The extra system RAM and GPU RAM make a difference too, in edge cases where you're dealing with a heavyweight game, heavy web pages or manipulating large images. There's certainly no question of running out of memory.
|400MB-ish (free) system disk, 8GB mass memory, plus microSD||250MB system disk, 16GB mass memory, plus microSD (the N8 has larger mass memory, but the 701 just edges it because of the larger system disk, which will make it more future proof in terms of installing updates)|
|1300mAh replaceable BL-5K battery||
1200mAh battery not strictly user replaceable (*)

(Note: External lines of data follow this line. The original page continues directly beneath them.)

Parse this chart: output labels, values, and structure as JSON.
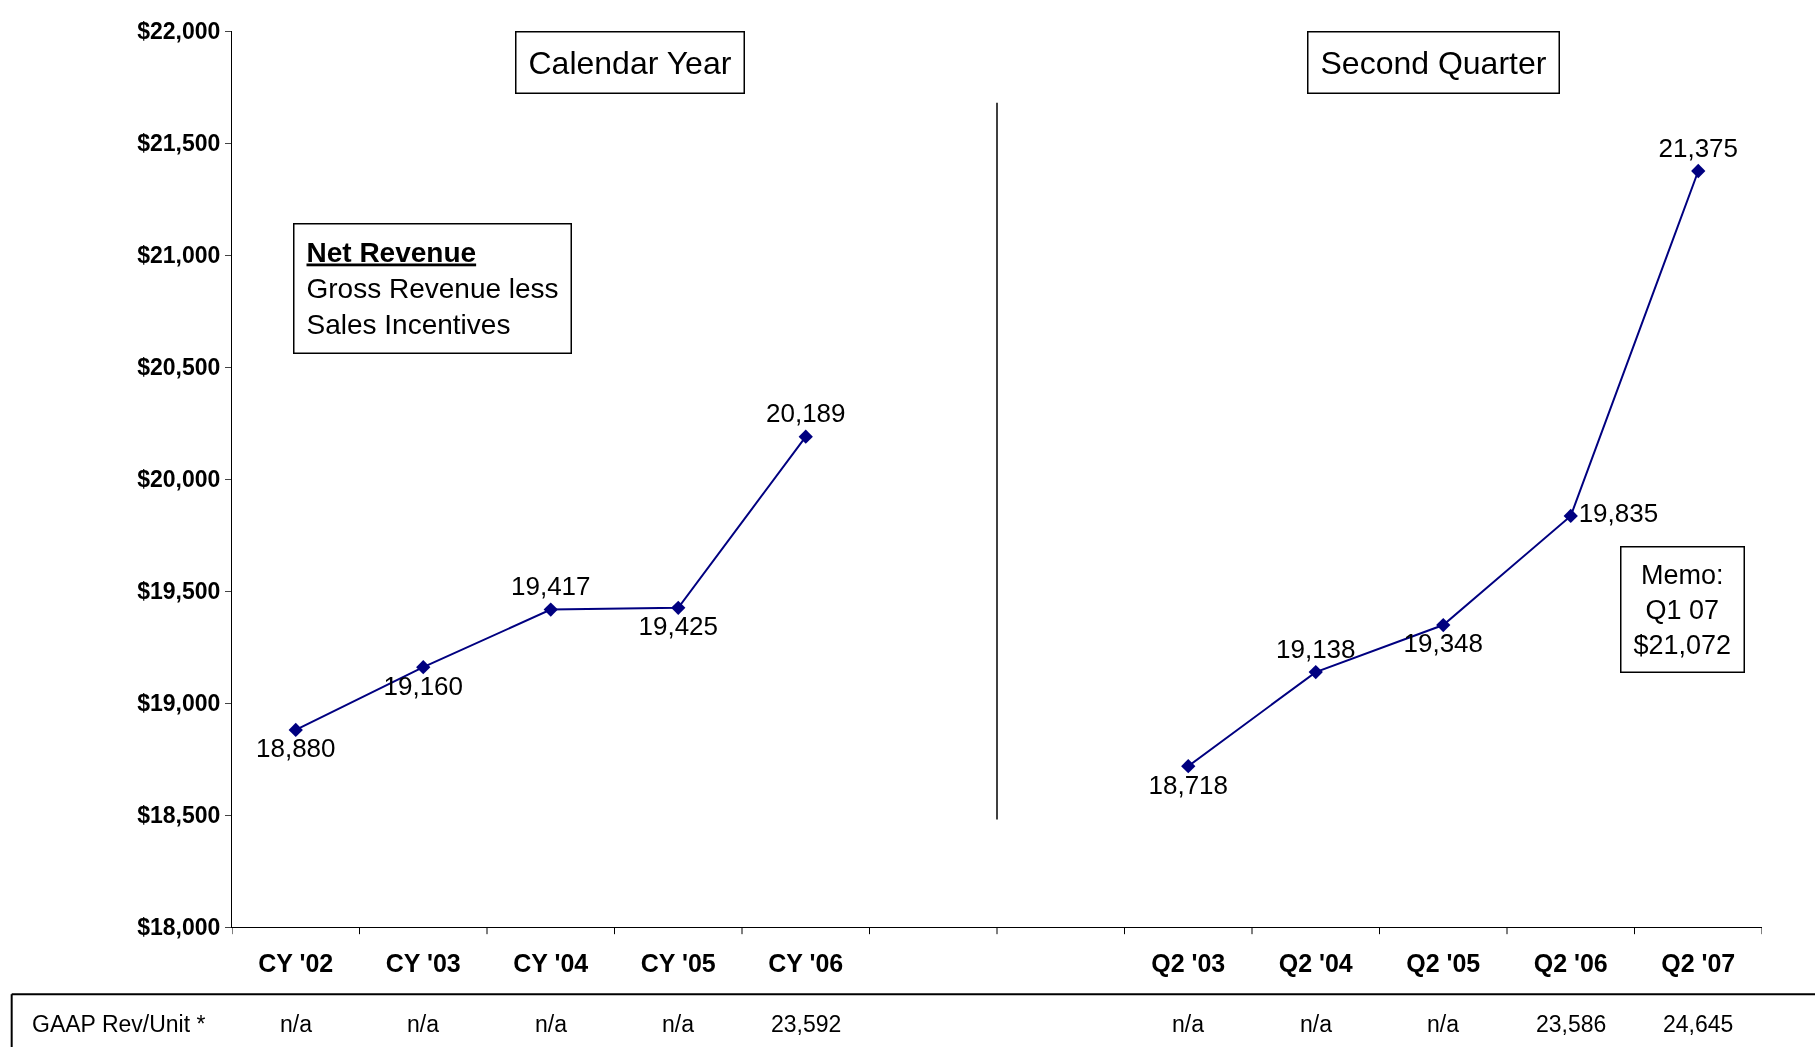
{
  "chart_data": {
    "type": "line",
    "categories": [
      "CY '02",
      "CY '03",
      "CY '04",
      "CY '05",
      "CY '06",
      null,
      null,
      "Q2 '03",
      "Q2 '04",
      "Q2 '05",
      "Q2 '06",
      "Q2 '07"
    ],
    "series": [
      {
        "color": "#000080",
        "values": [
          18880,
          19160,
          19417,
          19425,
          20189,
          null,
          null,
          18718,
          19138,
          19348,
          19835,
          21375
        ]
      }
    ],
    "value_labels": [
      "18,880",
      "19,160",
      "19,417",
      "19,425",
      "20,189",
      null,
      null,
      "18,718",
      "19,138",
      "19,348",
      "19,835",
      "21,375"
    ],
    "marker": "diamond",
    "grid": false,
    "ylim": [
      18000,
      22000
    ],
    "yticks": [
      {
        "value": 18000,
        "label": "$18,000"
      },
      {
        "value": 18500,
        "label": "$18,500"
      },
      {
        "value": 19000,
        "label": "$19,000"
      },
      {
        "value": 19500,
        "label": "$19,500"
      },
      {
        "value": 20000,
        "label": "$20,000"
      },
      {
        "value": 20500,
        "label": "$20,500"
      },
      {
        "value": 21000,
        "label": "$21,000"
      },
      {
        "value": 21500,
        "label": "$21,500"
      },
      {
        "value": 22000,
        "label": "$22,000"
      }
    ],
    "annotations": [
      "Calendar Year",
      "Second Quarter",
      "Net Revenue\nGross Revenue less\nSales Incentives",
      "Memo:\nQ1 07\n$21,072",
      "GAAP Rev/Unit *",
      "n/a",
      "n/a",
      "n/a",
      "n/a",
      "23,592",
      "n/a",
      "n/a",
      "n/a",
      "23,586",
      "24,645"
    ]
  }
}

|Dual LEDs with built-in keylock toggle torch function||n/a|
|Near Field Communications (NFC) transceiver built-in||n/a|
|Plain, cheapish, outer-ear headphones with multimedia controls||Comes with USB on the go adapter, plus quality in-ear multimedia headphones|
|'Dolby headphone' mode in Music player - for most, non-Dolby content, I have to say this just sounds like yet another HTC Beats/stereo-widening/loudness/EQ alteration. Best avoided, really, and I'm not going to award a win here.||n/a|
|Runs Symbian Belle Feature Pack 1, includes new web browser, more widgets, improved notifications, and much more||Runs Symbian Belle - some FP1 improvements are likely to be rolled into 'Belle Refresh' within the next month or two|
|No Office software in firmware, but the new MS Office suite can be installed for free||Quickoffice editing suite|
Remember that the table above lists the differences between the two device only - where something's not mentioned (e.g. Maps, GPS), then that's because the functionality is identical for each.
A quick tot up of the 'green' scores gives the 701 the victory at 12 to 6 'wins' out of the differences listed. Much of this is down to the 701 using a newer internal chipset (and thus higher specs and more modern OS build) - I think it's fair to say that a 1.3GHz/512MB/CBD-screened version of the N8 would be a slam dunk winner - or perhaps I'm just describing the upcoming 808 PureView?(!)...
As it is, the 701 has a lot to recommend it, in terms of fitting in with today's 2012 smartphone scene - it's certainly very competitive, within the constraints of the smaller 3.5" form factor. Add in Gravity, Podcatcher, CuteBox, CuteTube and Notekeeper, perhaps, and you've got a massive amount of smartphone functions in something that's small, pretty and efficient.